Alors que ma voiture armait la colline finale, la vaste étendue deChilechuan Grasslandse déplaçait comme une peinture vivante, une mer de vagues émeraudes s'étendant à l'horizon, parsemée de chevaux et de yaks. L'air, croustillant et parfumé de fleurs sauvages, a porté la bosse lointaine d'une flûte nomade. C'est là que la terre rencontre le ciel. (en milliers de dollars)
Contrairement aux hotspots touristiques surpeuplés, Chilechuan se sent inexploité. Il n'y a pas de billetterie ni de visites guidées – juste des sentiers sans fin vous invitant à errer. J'ai coupé mes chaussures, laissant l'herbe molle chatouiller mes orteils pendant que je marchais vers un groupe detentesLeur toile blanche brille sous le soleil doré. Une famille nomade m'a accueilli avec des sourires chaleureux et des tasses de lait frais de jument thé, leur hospitalité aussi illimitée que le paysage lui-même.

Le lendemain matin, j'ai rejoint un berger nommé Batur pour une promenade à cheval à travers les plaines. Son cheval mongol robuste,Sükhbaatar, semblait connaître le terrain mieux que je connaissais mon propre nom. Nous avons galopé des courants cristallins passés et des amas deFleurs d'iris violetLeurs pétales dansent dans la brise.

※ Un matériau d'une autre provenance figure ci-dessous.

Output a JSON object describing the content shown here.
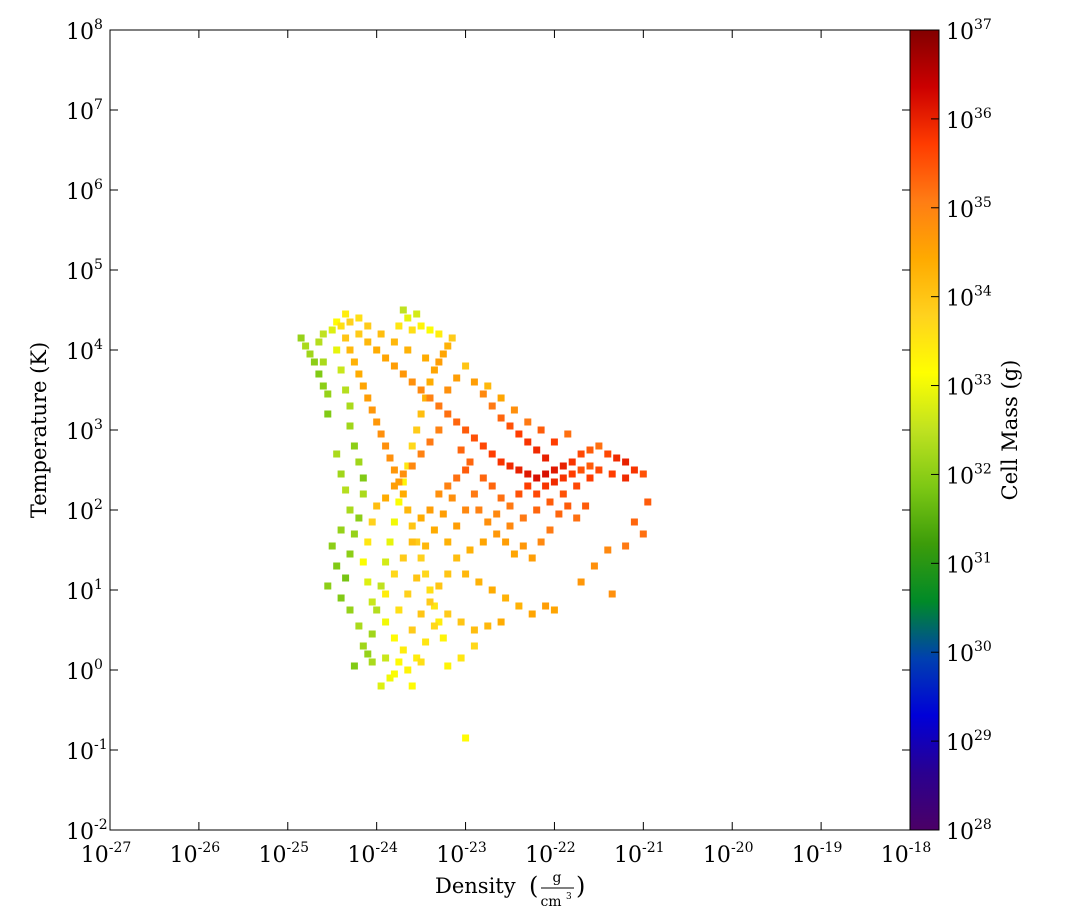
{
  "chart_data": {
    "type": "heatmap",
    "title": "",
    "xlabel": "Density",
    "xlabel_unit_num": "g",
    "xlabel_unit_den": "cm",
    "xlabel_unit_den_exp": "3",
    "ylabel": "Temperature  (K)",
    "colorbar_label": "Cell Mass  (g)",
    "x_scale": "log",
    "y_scale": "log",
    "color_scale": "log",
    "xlim_exp": [
      -27,
      -18
    ],
    "ylim_exp": [
      -2,
      8
    ],
    "clim_exp": [
      28,
      37
    ],
    "x_ticks": [
      {
        "base": "10",
        "exp": "-27"
      },
      {
        "base": "10",
        "exp": "-26"
      },
      {
        "base": "10",
        "exp": "-25"
      },
      {
        "base": "10",
        "exp": "-24"
      },
      {
        "base": "10",
        "exp": "-23"
      },
      {
        "base": "10",
        "exp": "-22"
      },
      {
        "base": "10",
        "exp": "-21"
      },
      {
        "base": "10",
        "exp": "-20"
      },
      {
        "base": "10",
        "exp": "-19"
      },
      {
        "base": "10",
        "exp": "-18"
      }
    ],
    "y_ticks": [
      {
        "base": "10",
        "exp": "-2"
      },
      {
        "base": "10",
        "exp": "-1"
      },
      {
        "base": "10",
        "exp": "0"
      },
      {
        "base": "10",
        "exp": "1"
      },
      {
        "base": "10",
        "exp": "2"
      },
      {
        "base": "10",
        "exp": "3"
      },
      {
        "base": "10",
        "exp": "4"
      },
      {
        "base": "10",
        "exp": "5"
      },
      {
        "base": "10",
        "exp": "6"
      },
      {
        "base": "10",
        "exp": "7"
      },
      {
        "base": "10",
        "exp": "8"
      }
    ],
    "colorbar_ticks": [
      {
        "base": "10",
        "exp": "28"
      },
      {
        "base": "10",
        "exp": "29"
      },
      {
        "base": "10",
        "exp": "30"
      },
      {
        "base": "10",
        "exp": "31"
      },
      {
        "base": "10",
        "exp": "32"
      },
      {
        "base": "10",
        "exp": "33"
      },
      {
        "base": "10",
        "exp": "34"
      },
      {
        "base": "10",
        "exp": "35"
      },
      {
        "base": "10",
        "exp": "36"
      },
      {
        "base": "10",
        "exp": "37"
      }
    ],
    "colormap": [
      "#4b0066",
      "#2a0090",
      "#0000d8",
      "#0040b0",
      "#008a28",
      "#3c9c0a",
      "#7dc814",
      "#bfe220",
      "#ffff00",
      "#ffd21e",
      "#ffaa00",
      "#ff7d14",
      "#ff3c00",
      "#cc0000",
      "#820000"
    ],
    "cells": [
      [
        -24.85,
        4.15,
        32.1
      ],
      [
        -24.8,
        4.05,
        32.3
      ],
      [
        -24.75,
        3.95,
        32.2
      ],
      [
        -24.7,
        3.85,
        32.0
      ],
      [
        -24.65,
        3.7,
        31.9
      ],
      [
        -24.6,
        3.55,
        32.0
      ],
      [
        -24.55,
        3.45,
        32.1
      ],
      [
        -24.55,
        3.2,
        31.9
      ],
      [
        -24.6,
        4.2,
        32.5
      ],
      [
        -24.65,
        4.1,
        32.4
      ],
      [
        -24.6,
        3.85,
        32.3
      ],
      [
        -24.5,
        4.25,
        32.8
      ],
      [
        -24.45,
        4.35,
        33.2
      ],
      [
        -24.45,
        4.0,
        32.9
      ],
      [
        -24.4,
        3.75,
        32.6
      ],
      [
        -24.35,
        3.5,
        32.4
      ],
      [
        -24.3,
        3.3,
        32.3
      ],
      [
        -24.3,
        3.05,
        32.2
      ],
      [
        -24.25,
        2.8,
        32.0
      ],
      [
        -24.2,
        2.6,
        32.2
      ],
      [
        -24.15,
        2.4,
        31.9
      ],
      [
        -24.15,
        2.2,
        32.3
      ],
      [
        -24.2,
        1.9,
        32.0
      ],
      [
        -24.25,
        1.7,
        32.1
      ],
      [
        -24.3,
        1.45,
        32.0
      ],
      [
        -24.35,
        1.15,
        31.8
      ],
      [
        -24.4,
        0.9,
        31.9
      ],
      [
        -24.25,
        0.05,
        31.9
      ],
      [
        -24.1,
        0.2,
        32.1
      ],
      [
        -24.05,
        0.45,
        32.2
      ],
      [
        -24.0,
        0.75,
        32.4
      ],
      [
        -23.95,
        1.05,
        32.5
      ],
      [
        -23.9,
        1.35,
        32.7
      ],
      [
        -23.85,
        1.6,
        32.9
      ],
      [
        -23.8,
        1.85,
        33.0
      ],
      [
        -23.75,
        2.1,
        33.1
      ],
      [
        -23.7,
        2.35,
        33.3
      ],
      [
        -23.65,
        2.55,
        33.5
      ],
      [
        -23.6,
        2.8,
        33.7
      ],
      [
        -23.55,
        3.0,
        33.9
      ],
      [
        -23.5,
        3.2,
        34.1
      ],
      [
        -23.45,
        3.4,
        34.3
      ],
      [
        -23.4,
        3.6,
        34.4
      ],
      [
        -23.35,
        3.75,
        34.5
      ],
      [
        -23.3,
        3.85,
        34.6
      ],
      [
        -23.25,
        3.95,
        34.5
      ],
      [
        -23.2,
        4.05,
        34.3
      ],
      [
        -23.15,
        4.15,
        33.9
      ],
      [
        -24.4,
        4.3,
        33.6
      ],
      [
        -24.35,
        4.15,
        34.0
      ],
      [
        -24.3,
        4.0,
        34.2
      ],
      [
        -24.25,
        3.85,
        34.3
      ],
      [
        -24.2,
        3.7,
        34.4
      ],
      [
        -24.15,
        3.55,
        34.5
      ],
      [
        -24.1,
        3.4,
        34.6
      ],
      [
        -24.05,
        3.25,
        34.7
      ],
      [
        -24.0,
        3.1,
        34.7
      ],
      [
        -23.95,
        2.95,
        34.8
      ],
      [
        -23.9,
        2.8,
        34.8
      ],
      [
        -23.85,
        2.65,
        34.8
      ],
      [
        -23.8,
        2.5,
        34.7
      ],
      [
        -23.75,
        2.35,
        34.6
      ],
      [
        -23.7,
        2.2,
        34.4
      ],
      [
        -23.65,
        2.0,
        34.2
      ],
      [
        -23.6,
        1.8,
        34.0
      ],
      [
        -23.55,
        1.6,
        33.9
      ],
      [
        -23.5,
        1.4,
        33.8
      ],
      [
        -23.45,
        1.2,
        33.7
      ],
      [
        -23.4,
        1.0,
        33.6
      ],
      [
        -23.35,
        0.8,
        33.5
      ],
      [
        -23.3,
        0.6,
        33.4
      ],
      [
        -23.25,
        0.4,
        33.3
      ],
      [
        -24.2,
        4.2,
        33.9
      ],
      [
        -24.1,
        4.1,
        34.2
      ],
      [
        -24.0,
        4.0,
        34.4
      ],
      [
        -23.9,
        3.9,
        34.5
      ],
      [
        -23.8,
        3.8,
        34.6
      ],
      [
        -23.7,
        3.7,
        34.7
      ],
      [
        -23.6,
        3.6,
        34.8
      ],
      [
        -23.5,
        3.5,
        34.9
      ],
      [
        -23.4,
        3.4,
        35.0
      ],
      [
        -23.3,
        3.3,
        35.1
      ],
      [
        -23.2,
        3.2,
        35.2
      ],
      [
        -23.1,
        3.1,
        35.3
      ],
      [
        -23.0,
        3.0,
        35.4
      ],
      [
        -22.9,
        2.9,
        35.5
      ],
      [
        -22.8,
        2.8,
        35.6
      ],
      [
        -22.7,
        2.7,
        35.7
      ],
      [
        -22.6,
        2.6,
        35.8
      ],
      [
        -22.5,
        2.55,
        35.9
      ],
      [
        -22.4,
        2.5,
        36.0
      ],
      [
        -22.3,
        2.45,
        36.1
      ],
      [
        -22.2,
        2.4,
        36.2
      ],
      [
        -22.1,
        2.45,
        36.2
      ],
      [
        -22.0,
        2.5,
        36.1
      ],
      [
        -21.9,
        2.55,
        36.0
      ],
      [
        -21.8,
        2.6,
        35.8
      ],
      [
        -21.7,
        2.7,
        35.6
      ],
      [
        -21.6,
        2.75,
        35.4
      ],
      [
        -21.5,
        2.8,
        35.2
      ],
      [
        -21.4,
        2.7,
        35.6
      ],
      [
        -21.3,
        2.65,
        35.9
      ],
      [
        -21.2,
        2.6,
        36.0
      ],
      [
        -21.1,
        2.5,
        35.8
      ],
      [
        -21.0,
        2.45,
        35.5
      ],
      [
        -21.2,
        2.4,
        35.9
      ],
      [
        -21.35,
        2.45,
        35.7
      ],
      [
        -21.5,
        2.5,
        35.6
      ],
      [
        -21.6,
        2.4,
        35.7
      ],
      [
        -21.75,
        2.3,
        35.6
      ],
      [
        -21.9,
        2.2,
        35.5
      ],
      [
        -22.05,
        2.1,
        35.4
      ],
      [
        -22.2,
        2.0,
        35.3
      ],
      [
        -22.35,
        1.9,
        35.1
      ],
      [
        -22.5,
        1.8,
        34.9
      ],
      [
        -22.65,
        1.7,
        34.7
      ],
      [
        -22.8,
        1.6,
        34.5
      ],
      [
        -22.95,
        1.5,
        34.3
      ],
      [
        -23.1,
        1.4,
        34.1
      ],
      [
        -23.2,
        1.2,
        34.0
      ],
      [
        -23.0,
        1.2,
        34.2
      ],
      [
        -22.85,
        1.1,
        34.3
      ],
      [
        -22.7,
        1.0,
        34.4
      ],
      [
        -22.55,
        0.9,
        34.3
      ],
      [
        -22.4,
        0.8,
        34.3
      ],
      [
        -22.25,
        0.7,
        34.5
      ],
      [
        -22.1,
        0.8,
        34.6
      ],
      [
        -22.0,
        0.75,
        34.5
      ],
      [
        -22.6,
        0.6,
        34.4
      ],
      [
        -22.75,
        0.55,
        34.2
      ],
      [
        -22.9,
        0.5,
        34.1
      ],
      [
        -23.05,
        0.6,
        34.0
      ],
      [
        -23.2,
        0.7,
        33.9
      ],
      [
        -23.35,
        0.55,
        33.7
      ],
      [
        -23.45,
        0.35,
        33.5
      ],
      [
        -23.55,
        0.15,
        33.4
      ],
      [
        -23.65,
        0.0,
        33.3
      ],
      [
        -23.5,
        0.1,
        33.6
      ],
      [
        -23.2,
        0.05,
        33.3
      ],
      [
        -23.05,
        0.15,
        33.5
      ],
      [
        -22.9,
        0.3,
        33.7
      ],
      [
        -23.6,
        -0.2,
        33.2
      ],
      [
        -23.85,
        -0.1,
        33.0
      ],
      [
        -23.0,
        -0.85,
        33.2
      ],
      [
        -21.7,
        1.1,
        34.7
      ],
      [
        -21.55,
        1.3,
        34.8
      ],
      [
        -21.4,
        1.5,
        34.9
      ],
      [
        -21.35,
        0.95,
        34.8
      ],
      [
        -21.2,
        1.55,
        35.1
      ],
      [
        -21.1,
        1.85,
        35.3
      ],
      [
        -20.95,
        2.1,
        35.4
      ],
      [
        -21.0,
        1.7,
        35.2
      ],
      [
        -22.9,
        3.6,
        34.6
      ],
      [
        -22.8,
        3.45,
        34.9
      ],
      [
        -22.7,
        3.3,
        35.1
      ],
      [
        -22.6,
        3.15,
        35.3
      ],
      [
        -22.5,
        3.05,
        35.5
      ],
      [
        -22.4,
        2.95,
        35.7
      ],
      [
        -22.3,
        2.85,
        35.8
      ],
      [
        -22.2,
        2.75,
        35.9
      ],
      [
        -22.1,
        2.65,
        36.0
      ],
      [
        -22.0,
        2.85,
        35.7
      ],
      [
        -21.85,
        2.95,
        35.2
      ],
      [
        -22.15,
        3.0,
        35.4
      ],
      [
        -22.3,
        3.1,
        35.1
      ],
      [
        -22.45,
        3.25,
        34.8
      ],
      [
        -22.6,
        3.4,
        34.5
      ],
      [
        -22.75,
        3.55,
        34.2
      ],
      [
        -23.0,
        3.8,
        34.0
      ],
      [
        -23.1,
        3.65,
        34.6
      ],
      [
        -23.2,
        3.5,
        34.8
      ],
      [
        -23.3,
        3.0,
        35.0
      ],
      [
        -23.4,
        2.85,
        35.1
      ],
      [
        -23.5,
        2.7,
        35.0
      ],
      [
        -23.6,
        2.55,
        34.9
      ],
      [
        -23.7,
        2.45,
        34.8
      ],
      [
        -23.8,
        2.3,
        34.6
      ],
      [
        -23.9,
        2.15,
        34.4
      ],
      [
        -24.0,
        2.05,
        34.1
      ],
      [
        -24.05,
        1.85,
        33.8
      ],
      [
        -24.1,
        1.6,
        33.5
      ],
      [
        -24.15,
        1.35,
        33.1
      ],
      [
        -24.1,
        1.1,
        32.8
      ],
      [
        -24.05,
        0.85,
        32.6
      ],
      [
        -23.9,
        0.6,
        33.0
      ],
      [
        -23.8,
        0.4,
        33.2
      ],
      [
        -23.7,
        0.25,
        33.4
      ],
      [
        -23.6,
        0.5,
        33.9
      ],
      [
        -23.5,
        0.7,
        34.0
      ],
      [
        -23.4,
        0.85,
        33.9
      ],
      [
        -23.3,
        1.05,
        34.0
      ],
      [
        -23.2,
        1.6,
        34.3
      ],
      [
        -23.1,
        1.8,
        34.6
      ],
      [
        -23.0,
        2.0,
        34.9
      ],
      [
        -22.9,
        2.2,
        35.1
      ],
      [
        -22.8,
        2.4,
        35.3
      ],
      [
        -22.7,
        2.3,
        35.3
      ],
      [
        -22.6,
        2.15,
        35.2
      ],
      [
        -22.5,
        2.05,
        35.1
      ],
      [
        -22.4,
        2.2,
        35.5
      ],
      [
        -22.3,
        2.3,
        35.7
      ],
      [
        -22.2,
        2.2,
        35.6
      ],
      [
        -22.1,
        2.3,
        35.8
      ],
      [
        -22.0,
        2.35,
        35.9
      ],
      [
        -21.9,
        2.4,
        35.8
      ],
      [
        -21.8,
        2.45,
        35.7
      ],
      [
        -21.7,
        2.5,
        35.5
      ],
      [
        -21.6,
        2.55,
        35.4
      ],
      [
        -23.0,
        2.5,
        35.4
      ],
      [
        -23.1,
        2.4,
        35.2
      ],
      [
        -23.2,
        2.3,
        35.0
      ],
      [
        -23.3,
        2.2,
        34.8
      ],
      [
        -23.4,
        2.0,
        34.6
      ],
      [
        -23.5,
        1.9,
        34.4
      ],
      [
        -23.6,
        1.6,
        34.1
      ],
      [
        -23.7,
        1.4,
        33.9
      ],
      [
        -23.8,
        1.2,
        33.7
      ],
      [
        -23.9,
        0.95,
        33.4
      ],
      [
        -23.75,
        0.75,
        33.6
      ],
      [
        -23.65,
        0.95,
        33.8
      ],
      [
        -23.55,
        1.15,
        34.0
      ],
      [
        -23.45,
        1.55,
        34.2
      ],
      [
        -23.35,
        1.75,
        34.4
      ],
      [
        -23.25,
        1.95,
        34.6
      ],
      [
        -23.15,
        2.15,
        34.8
      ],
      [
        -23.05,
        2.75,
        35.3
      ],
      [
        -22.95,
        2.6,
        35.3
      ],
      [
        -22.85,
        2.0,
        35.0
      ],
      [
        -22.75,
        1.85,
        34.8
      ],
      [
        -22.65,
        1.95,
        34.9
      ],
      [
        -22.55,
        1.6,
        34.6
      ],
      [
        -22.45,
        1.45,
        34.5
      ],
      [
        -22.35,
        1.55,
        34.7
      ],
      [
        -22.25,
        1.4,
        34.6
      ],
      [
        -22.15,
        1.6,
        34.9
      ],
      [
        -22.05,
        1.75,
        35.1
      ],
      [
        -21.95,
        1.95,
        35.3
      ],
      [
        -21.85,
        2.05,
        35.4
      ],
      [
        -21.75,
        1.9,
        35.2
      ],
      [
        -21.65,
        2.05,
        35.4
      ],
      [
        -24.35,
        4.45,
        33.4
      ],
      [
        -24.3,
        4.35,
        33.8
      ],
      [
        -24.2,
        4.4,
        33.6
      ],
      [
        -24.1,
        4.3,
        33.9
      ],
      [
        -23.95,
        4.2,
        34.1
      ],
      [
        -23.8,
        4.1,
        34.2
      ],
      [
        -23.65,
        4.0,
        34.3
      ],
      [
        -23.45,
        3.9,
        34.4
      ],
      [
        -23.65,
        4.4,
        32.9
      ],
      [
        -23.55,
        4.45,
        32.7
      ],
      [
        -23.7,
        4.5,
        32.5
      ],
      [
        -23.5,
        4.3,
        33.3
      ],
      [
        -23.4,
        4.25,
        33.1
      ],
      [
        -23.3,
        4.2,
        33.4
      ],
      [
        -23.6,
        4.25,
        33.6
      ],
      [
        -23.75,
        4.3,
        33.5
      ],
      [
        -24.45,
        2.7,
        32.3
      ],
      [
        -24.4,
        2.45,
        32.2
      ],
      [
        -24.35,
        2.25,
        32.4
      ],
      [
        -24.3,
        2.0,
        32.3
      ],
      [
        -24.4,
        1.75,
        32.1
      ],
      [
        -24.5,
        1.55,
        32.0
      ],
      [
        -24.45,
        1.3,
        31.9
      ],
      [
        -24.55,
        1.05,
        32.0
      ],
      [
        -24.3,
        0.75,
        32.1
      ],
      [
        -24.2,
        0.55,
        32.3
      ],
      [
        -24.15,
        0.3,
        32.2
      ],
      [
        -24.05,
        0.1,
        32.3
      ],
      [
        -23.95,
        -0.2,
        32.8
      ],
      [
        -23.9,
        0.15,
        32.6
      ],
      [
        -23.8,
        -0.05,
        33.1
      ],
      [
        -23.75,
        0.1,
        33.2
      ]
    ]
  }
}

Batur pointait vers une colline lointaine. C'est là que mes ancêtres tenaientNaadam Festivals"Trois Jeux des Hommes" (lutte, tir à l'arc et courses de chevaux). Même aujourd'hui, nous célébrons ici sous le ciel ouvert. Tandis que nous montions, un troupeau de brebis apparut comme des nuages mouvants, guidés par un appel mélodique du berger. Pendant un moment, le temps s'est arrêté – pas de délais, pas de bruit, juste le rythme des sabots et le battement du cœur des prairies.

Comme le crépuscule peignait le ciel dans des teintes d'ambre et de violette, je montais une colline voisine pour regarder le coucher du soleil. La prairie s'est transformée en une mer d'or fondue, tandis que les silhouettes des éoliennes filaient paresseusement à l'horizon, mélange de tradition ancienne et de vie moderne. Ci-dessous, les enfants nomades riaient en se chassant à travers les champs, leur joie échouant à travers les plaines.

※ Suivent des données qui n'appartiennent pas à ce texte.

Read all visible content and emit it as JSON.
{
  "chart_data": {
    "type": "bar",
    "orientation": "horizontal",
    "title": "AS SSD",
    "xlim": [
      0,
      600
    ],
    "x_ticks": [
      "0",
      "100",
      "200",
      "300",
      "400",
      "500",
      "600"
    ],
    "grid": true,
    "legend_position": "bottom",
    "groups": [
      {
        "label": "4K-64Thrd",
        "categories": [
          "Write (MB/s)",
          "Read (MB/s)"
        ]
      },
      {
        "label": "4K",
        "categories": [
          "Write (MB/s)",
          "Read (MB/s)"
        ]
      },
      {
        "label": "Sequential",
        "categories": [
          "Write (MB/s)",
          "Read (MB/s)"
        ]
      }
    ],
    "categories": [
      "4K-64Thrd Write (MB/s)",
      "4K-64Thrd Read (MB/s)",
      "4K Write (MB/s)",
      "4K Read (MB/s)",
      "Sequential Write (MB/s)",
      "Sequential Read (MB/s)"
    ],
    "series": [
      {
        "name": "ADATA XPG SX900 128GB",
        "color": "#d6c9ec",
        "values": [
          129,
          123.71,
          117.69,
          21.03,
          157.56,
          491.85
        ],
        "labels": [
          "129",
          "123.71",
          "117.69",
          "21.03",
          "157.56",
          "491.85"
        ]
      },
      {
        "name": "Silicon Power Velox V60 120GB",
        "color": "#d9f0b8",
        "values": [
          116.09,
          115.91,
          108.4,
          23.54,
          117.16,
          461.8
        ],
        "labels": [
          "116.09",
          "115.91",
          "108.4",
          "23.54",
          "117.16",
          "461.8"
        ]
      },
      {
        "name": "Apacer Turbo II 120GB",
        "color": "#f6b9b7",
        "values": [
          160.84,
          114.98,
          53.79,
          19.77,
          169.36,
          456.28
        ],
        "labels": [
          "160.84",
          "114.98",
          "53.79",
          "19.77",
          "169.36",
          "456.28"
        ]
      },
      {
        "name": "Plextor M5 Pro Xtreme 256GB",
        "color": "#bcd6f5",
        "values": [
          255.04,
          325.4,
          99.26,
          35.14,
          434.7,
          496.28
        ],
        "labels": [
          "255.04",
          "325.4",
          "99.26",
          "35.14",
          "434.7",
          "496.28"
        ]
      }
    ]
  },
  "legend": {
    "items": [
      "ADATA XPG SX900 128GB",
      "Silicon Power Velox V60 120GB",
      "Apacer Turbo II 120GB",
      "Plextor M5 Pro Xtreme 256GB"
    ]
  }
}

Plus tard, sous une couverture d'étoiles, je m'allonge sur le dos, stupéfiant à l'éclat de la Voie lactée. Dans la ville, j'ai mû, le ciel nocturne n'est qu'une toile noire. Ici, c'est un storybook. Un ancien nomade s'est joint à moi, partageant des histoires de(Le Dieu du Ciel)et les esprits sacrés de la prairie. Ses mots, chuchotés comme un secret, m'ont fait me sentir comme faisant partie d'une chose intemporelle.

Le dernier jour, j'aiLac Bleu,une oasis cachée nichée entre collines vallonnées. L'eau, si claire qu'elle reflétait les nuages, reflétait ma propre réflexion, un voyageur à jamais changé par cette terre. Quand j'ai fait mes valises, Batur m'a remis une petite pochette en cuir remplie delavande séchée. Pour la paix, a-t-il dit. Quand la prairie vous manque, sentez-la. (en milliers de dollars)
En s'éloignant, j'ai roulé par la fenêtre, laissant le vent porter l'odeur de la terre et de la liberté. Chilechuan n'était pas seulement une destination ; c'était un rappel que la beauté prospère dans la simplicité, et que certains endroits – comme les steppes vert infini – sont destinés à être ressentis, pas seulement vus.